Cambridge University’s Jesus College was the first to make good on its promise, returning a Benin Bronze to Nigeria’s National Commission for Museum and Monuments (NCMM) in October. France’s Musée du Quai Branly in Paris staged a final exhibition of 26 looted Beninese artifacts later that month, officially returning them in mid-November, marking France’s largest restitution to a former colony.
In late November, New York City’s Metropolitan Museum followed suit, turning over two 16th-century brass plaques and a 14th-century bronze bust, or Ife Head, named for the ancient city where it originated. The Met has also signed an agreement with the Nigerian government to loan more of its collection to Nigerian museums in future, while the NCMM has agreed to lend The Met select pieces in 2024 to inaugurate its renovated Michael C. Rockefeller Wing, which displays African, ancient American, and Oceanic art.
Several other museums have announced similar plans. The Smithsonian Museum of African Art in Washington, DC, has committed to repatriating the 38 Benin Bronzes in its collection and pre-emptively removed them from display. The German government likewise intends to return thousands of Benin Bronzes in 2022.

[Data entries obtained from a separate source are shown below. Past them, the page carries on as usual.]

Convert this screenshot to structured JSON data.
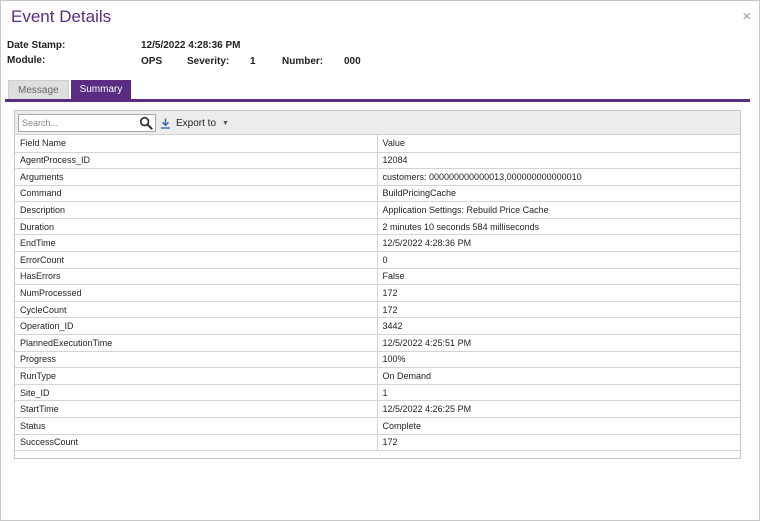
{
  "dialog": {
    "title": "Event Details",
    "close_glyph": "×"
  },
  "meta": {
    "date_stamp_label": "Date Stamp:",
    "date_stamp_value": "12/5/2022 4:28:36 PM",
    "module_label": "Module:",
    "module_value": "OPS",
    "severity_label": "Severity:",
    "severity_value": "1",
    "number_label": "Number:",
    "number_value": "000"
  },
  "tabs": [
    {
      "label": "Message",
      "active": false
    },
    {
      "label": "Summary",
      "active": true
    }
  ],
  "toolbar": {
    "search_placeholder": "Search...",
    "export_label": "Export to",
    "caret": "▼"
  },
  "table": {
    "headers": [
      "Field Name",
      "Value"
    ],
    "rows": [
      [
        "AgentProcess_ID",
        "12084"
      ],
      [
        "Arguments",
        "customers: 000000000000013,000000000000010"
      ],
      [
        "Command",
        "BuildPricingCache"
      ],
      [
        "Description",
        "Application Settings: Rebuild Price Cache"
      ],
      [
        "Duration",
        "2 minutes 10 seconds 584 milliseconds"
      ],
      [
        "EndTime",
        "12/5/2022 4:28:36 PM"
      ],
      [
        "ErrorCount",
        "0"
      ],
      [
        "HasErrors",
        "False"
      ],
      [
        "NumProcessed",
        "172"
      ],
      [
        "CycleCount",
        "172"
      ],
      [
        "Operation_ID",
        "3442"
      ],
      [
        "PlannedExecutionTime",
        "12/5/2022 4:25:51 PM"
      ],
      [
        "Progress",
        "100%"
      ],
      [
        "RunType",
        "On Demand"
      ],
      [
        "Site_ID",
        "1"
      ],
      [
        "StartTime",
        "12/5/2022 4:26:25 PM"
      ],
      [
        "Status",
        "Complete"
      ],
      [
        "SuccessCount",
        "172"
      ]
    ]
  },
  "colors": {
    "accent": "#5a2d82",
    "tab_inactive": "#dedede",
    "export_icon": "#2f6db5"
  }
}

Yet it’s the UK that has the most artifacts to return. Scotland’s University of Aberdeen, Ireland’s National Museum, South London’s Horniman Museum, the Bristol Museum and Art Gallery, the National Museums in Liverpool, and the Museum of Archaeology and Anthropology in Cambridge have all acknowledged the thievery that resulted in their possession of these Beninese artifacts. Each has either pledged to return their Benin Bronzes or outlined plans to consider doing so.

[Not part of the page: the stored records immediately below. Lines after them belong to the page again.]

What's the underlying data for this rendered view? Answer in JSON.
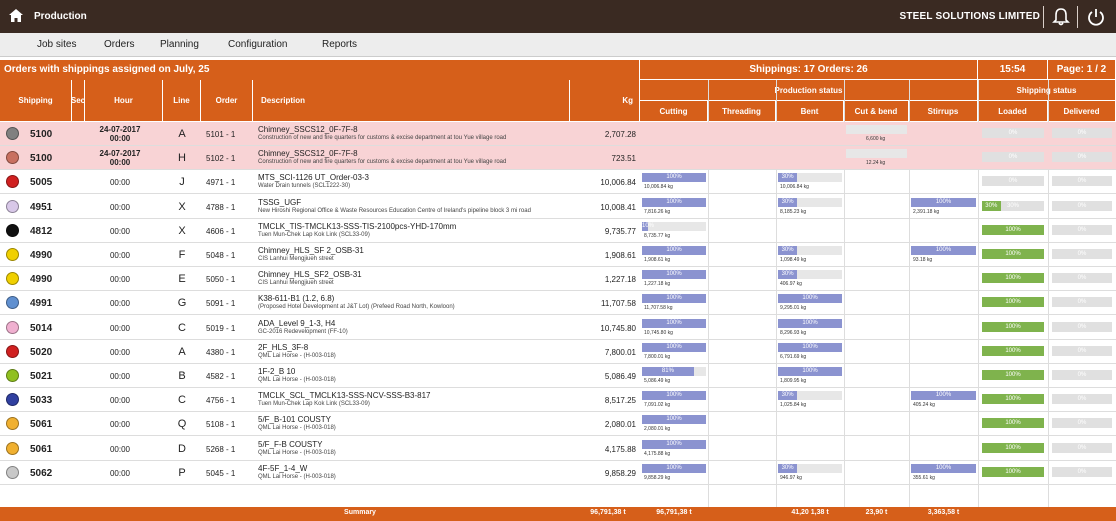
{
  "app": {
    "title": "Production",
    "company": "STEEL SOLUTIONS LIMITED"
  },
  "menu": [
    "Job sites",
    "Orders",
    "Planning",
    "Configuration",
    "Reports"
  ],
  "banner": {
    "orders_title": "Orders with shippings assigned on  July, 25",
    "shippings": "Shippings: 17  Orders: 26",
    "time": "15:54",
    "page": "Page: 1 / 2"
  },
  "columns": {
    "shipping": "Shipping",
    "sec": "Sec",
    "hour": "Hour",
    "line": "Line",
    "order": "Order",
    "description": "Description",
    "kg": "Kg",
    "production_status": "Production status",
    "cutting": "Cutting",
    "threading": "Threading",
    "bent": "Bent",
    "cut_bend": "Cut & bend",
    "stirrups": "Stirrups",
    "shipping_status": "Shipping status",
    "loaded": "Loaded",
    "delivered": "Delivered"
  },
  "rows": [
    {
      "color": "#808080",
      "ship": "5100",
      "hour": "24-07-2017\n00:00",
      "line": "A",
      "order": "5101 - 1",
      "desc1": "Chimney_SSCS12_0F-7F-8",
      "desc2": "Construction of new and fire quarters for customs & excise department at tou Yue village road",
      "kg": "2,707.28",
      "hl": true,
      "cutbend_sub": "6,600 kg",
      "loaded": 0,
      "delivered": 0
    },
    {
      "color": "#c87060",
      "ship": "5100",
      "hour": "24-07-2017\n00:00",
      "line": "H",
      "order": "5102 - 1",
      "desc1": "Chimney_SSCS12_0F-7F-8",
      "desc2": "Construction of new and fire quarters for customs & excise department at tou Yue village road",
      "kg": "723.51",
      "hl": true,
      "cutbend_sub": "12.24 kg",
      "loaded": 0,
      "delivered": 0
    },
    {
      "color": "#d02020",
      "ship": "5005",
      "hour": "00:00",
      "line": "J",
      "order": "4971 - 1",
      "desc1": "MTS_SCI-1126 UT_Order-03-3",
      "desc2": "Water Drain tunnels (SCL1222-30)",
      "kg": "10,006.84",
      "cut": 1.0,
      "cut_sub": "10,006.84 kg",
      "bent": 0.3,
      "bent_sub": "10,006.84 kg",
      "loaded": 0,
      "delivered": 0
    },
    {
      "color": "#d8c8e8",
      "ship": "4951",
      "hour": "00:00",
      "line": "X",
      "order": "4788 - 1",
      "desc1": "TSSG_UGF",
      "desc2": "New Hiroshi Regional Office & Waste Resources Education Centre of Ireland's pipeline block 3 mi road",
      "kg": "10,008.41",
      "cut": 1.0,
      "cut_sub": "7,816.26 kg",
      "bent": 0.3,
      "bent_sub": "8,185.23 kg",
      "stir": 1.0,
      "stir_sub": "2,391.18 kg",
      "loaded": 0.3,
      "delivered": 0
    },
    {
      "color": "#101010",
      "ship": "4812",
      "hour": "00:00",
      "line": "X",
      "order": "4606 - 1",
      "desc1": "TMCLK_TIS-TMCLK13-SSS-TIS-2100pcs-YHD-170mm",
      "desc2": "Tuen Mun-Chek Lap Kok Link (SCL33-09)",
      "kg": "9,735.77",
      "cut": 0.1,
      "cut_sub": "8,735.77 kg",
      "loaded": 1.0,
      "delivered": 0
    },
    {
      "color": "#f0d000",
      "ship": "4990",
      "hour": "00:00",
      "line": "F",
      "order": "5048 - 1",
      "desc1": "Chimney_HLS_SF 2_OSB-31",
      "desc2": "CIS Lanhui Mengjiueh street",
      "kg": "1,908.61",
      "cut": 1.0,
      "cut_sub": "1,908.61 kg",
      "bent": 0.3,
      "bent_sub": "1,098.49 kg",
      "stir": 1.0,
      "stir_sub": "93.18 kg",
      "loaded": 1.0,
      "delivered": 0
    },
    {
      "color": "#f0d000",
      "ship": "4990",
      "hour": "00:00",
      "line": "E",
      "order": "5050 - 1",
      "desc1": "Chimney_HLS_SF2_OSB-31",
      "desc2": "CIS Lanhui Mengjiueh street",
      "kg": "1,227.18",
      "cut": 1.0,
      "cut_sub": "1,227.18 kg",
      "bent": 0.3,
      "bent_sub": "406.97 kg",
      "loaded": 1.0,
      "delivered": 0
    },
    {
      "color": "#6090d0",
      "ship": "4991",
      "hour": "00:00",
      "line": "G",
      "order": "5091 - 1",
      "desc1": "K38-611-B1 (1.2, 6.8)",
      "desc2": "(Proposed Hotel Development at J&T Lot) (Prefeed Road North, Kowloon)",
      "kg": "11,707.58",
      "cut": 1.0,
      "cut_sub": "11,707.58 kg",
      "bent": 1.0,
      "bent_sub": "9,295.01 kg",
      "loaded": 1.0,
      "delivered": 0
    },
    {
      "color": "#f0b0d0",
      "ship": "5014",
      "hour": "00:00",
      "line": "C",
      "order": "5019 - 1",
      "desc1": "ADA_Level 9_1-3, H4",
      "desc2": "GC-2016 Redevelopment (FF-10)",
      "kg": "10,745.80",
      "cut": 1.0,
      "cut_sub": "10,745.80 kg",
      "bent": 1.0,
      "bent_sub": "8,296.93 kg",
      "loaded": 1.0,
      "delivered": 0
    },
    {
      "color": "#d02020",
      "ship": "5020",
      "hour": "00:00",
      "line": "A",
      "order": "4380 - 1",
      "desc1": "2F_HLS_3F-8",
      "desc2": "QML Lai Horse - (H-003-018)",
      "kg": "7,800.01",
      "cut": 1.0,
      "cut_sub": "7,800.01 kg",
      "bent": 1.0,
      "bent_sub": "6,791.69 kg",
      "loaded": 1.0,
      "delivered": 0
    },
    {
      "color": "#90c020",
      "ship": "5021",
      "hour": "00:00",
      "line": "B",
      "order": "4582 - 1",
      "desc1": "1F-2_B 10",
      "desc2": "QML Lai Horse - (H-003-018)",
      "kg": "5,086.49",
      "cut": 0.81,
      "cut_sub": "5,086.49 kg",
      "bent": 1.0,
      "bent_sub": "1,809.95 kg",
      "loaded": 1.0,
      "delivered": 0
    },
    {
      "color": "#3040a0",
      "ship": "5033",
      "hour": "00:00",
      "line": "C",
      "order": "4756 - 1",
      "desc1": "TMCLK_SCL_TMCLK13-SSS-NCV-SSS-B3-817",
      "desc2": "Tuen Mun-Chek Lap Kok Link (SCL33-09)",
      "kg": "8,517.25",
      "cut": 1.0,
      "cut_sub": "7,091.02 kg",
      "bent": 0.3,
      "bent_sub": "1,025.84 kg",
      "stir": 1.0,
      "stir_sub": "405.24 kg",
      "loaded": 1.0,
      "delivered": 0
    },
    {
      "color": "#f0b030",
      "ship": "5061",
      "hour": "00:00",
      "line": "Q",
      "order": "5108 - 1",
      "desc1": "5/F_B-101 COUSTY",
      "desc2": "QML Lai Horse - (H-003-018)",
      "kg": "2,080.01",
      "cut": 1.0,
      "cut_sub": "2,080.01 kg",
      "loaded": 1.0,
      "delivered": 0
    },
    {
      "color": "#f0b030",
      "ship": "5061",
      "hour": "00:00",
      "line": "D",
      "order": "5268 - 1",
      "desc1": "5/F_F-B COUSTY",
      "desc2": "QML Lai Horse - (H-003-018)",
      "kg": "4,175.88",
      "cut": 1.0,
      "cut_sub": "4,175.88 kg",
      "loaded": 1.0,
      "delivered": 0
    },
    {
      "color": "#c8c8c8",
      "ship": "5062",
      "hour": "00:00",
      "line": "P",
      "order": "5045 - 1",
      "desc1": "4F-5F_1-4_W",
      "desc2": "QML Lai Horse - (H-003-018)",
      "kg": "9,858.29",
      "cut": 1.0,
      "cut_sub": "9,858.29 kg",
      "bent": 0.3,
      "bent_sub": "946.97 kg",
      "stir": 1.0,
      "stir_sub": "355.61 kg",
      "loaded": 1.0,
      "delivered": 0
    }
  ],
  "summary": {
    "label": "Summary",
    "kg": "96,791,38 t",
    "cut": "96,791,38 t",
    "bent": "41,20 1,38 t",
    "cutbend": "23,90 t",
    "stir": "3,363,58 t"
  },
  "colors": {
    "accent": "#d65f1a",
    "topbar": "#3a2a22",
    "cut_bar": "#8b93d0",
    "loaded_bar": "#7fb34d",
    "highlight_row": "#f8d3d5"
  }
}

The Museum of the Bible in Washington, DC, restitutes thousands of Iraqi relics
A whopping 17,000 archaeological relics were sent back to Iraq from the United States this past August, marking the largest repatriation campaign of looted Iraqi antiquities in history. Among the looted artifacts were clay cuneiform tablets that bore the etchings of an ancient Middle Eastern script, one of the oldest-known forms of writing, and a series of Mesopotamian seals.

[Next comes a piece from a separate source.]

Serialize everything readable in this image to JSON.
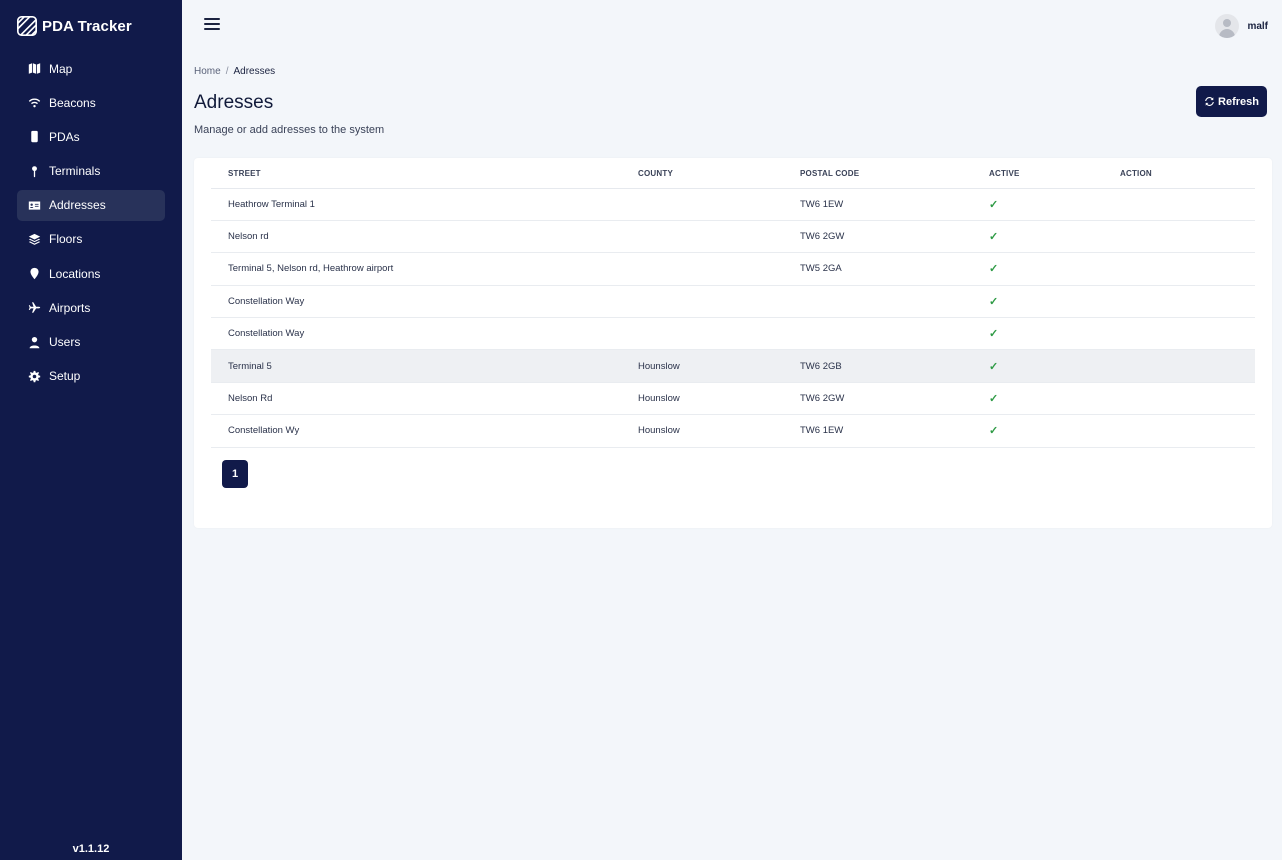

Cornell University in Ithaca, New York, was in possession of roughly one-third of the restituted objects while some 12,000 were housed by the Museum of the Bible in Washington, DC, a private museum that was founded by the family behind the retail arts and crafts store Hobby Lobby. This was the company’s second offense. In 2017, Hobby Lobby was fined $3 million and forced to surrender ancient Iraqi artifacts after being found complicit in their smuggling.
The Victoria and Albert Museum turns over a priceless Anatolian antiquity
Since 2009, London’s Victoria and Albert Museum has housed a 4,250-year-old gold ewer from Anatolia in modern-day Turkey. The piece, which was on long-term loan by British-born American antiquities collector Arthur Gilbert, has since been linked to a dealer who traded in stolen artifacts, a fact of which Gilbert was allegedly unaware. In 2018, the Gilbert Trust and Turkish Ministry of Culture agreed that the decorative jug should be relocated to the Museum of Anatolian Civilisations in Ankara, Turkey’s capital, where it was displayed this past October.
In an effort to promote provenance research and the repatriation of stolen antiquities, the Gilbert Trust has also commissioned a metalsmith to design an original work explaining the story behind the ewer. It will be displayed in the V&A’s Rosalind and Arthur Gilbert Collection.